Dans une affaire récente, une salariée avait saisi la juridiction prud’homale d’une demande de résiliation judiciaire de son contrat de travail et de condamnation de son employeur au paiement de dommages-intérêts en faisant valoir qu’elle avait été victime de harcèlement moral et de comportements portant atteinte à sa dignité. Licenciée pour inaptitude et impossibilité de reclassement, elle avait formé des demandes subsidiaires de dommages-intérêts pour licenciement sans cause réelle et sérieuse, d’indemnité compensatrice de préavis, de congés payés afférents, et de dommages-intérêts pour préjudice moral et conditions vexatoires de la rupture. En l’espèce, au cours d’un entretien, l’employeur avait tenu des propos indélicats aux termes desquels il lui reprochait de dégager des odeurs nauséabondes en évoquant « une gangrène, une incontinence »…

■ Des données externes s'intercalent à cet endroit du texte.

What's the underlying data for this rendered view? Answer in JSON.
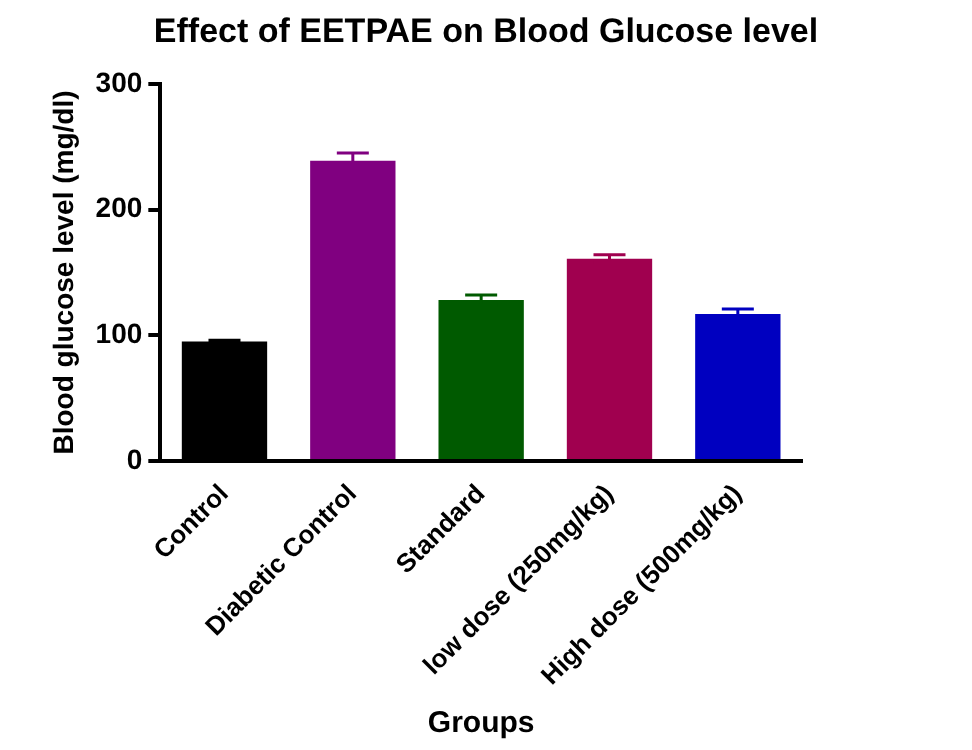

Quid : ces faits isolés pouvaient-ils justifier la résiliation du contrat de travail aux torts de l’employeur ?
La chambre sociale de la Cour de Cassation a répondu par l’affirmative pour le motif que l’atteinte à la dignité de son salarié constitue pour l’employeur un manquement grave à ses obligations.
Dans cette jurisprudence, la salariée avait transmis des certificats médicaux attestant d’un syndrome dépressif ainsi que des attestations faisant état du comportement dégradant et de propos humiliants de son employeur, ce qui laissait présumer l’existence d’un harcèlement moral. On se trouvait donc bien face à une dégradation de ses conditions de travail d’autant plus réprimandable du fait de son handicap. La Haute Cour a rendu son jugement sur la base de l’obligation de bonne foi de l’employeur dans le cadre de ses relations contractuelles avec son salarié et non sur la notion du harcèlement moral. Seule l’atteinte à la dignité du salarié a été sanctionnée, ce qui laisse donc « la porte ouverte » à des conflits sur la base de ce principe juridique encore en balbutiements…
Pour conclure ce sujet sensible, puisque éminemment « humain », il semble opportun de citer ici l’article 31 de la charte des droits fondamentaux de l’Union européenne, qui affirme que « tout travailleur a droit à des conditions de travail qui respectent sa santé, sa sécurité et sa dignité ».
Enfin, sans avoir nécessairement besoin d’évoquer le droit communautaire, dans nos principes à valeur constitutionnelle, la dignité de la personne humaine est un principe constitutionnel qu’il faut sauvegarder.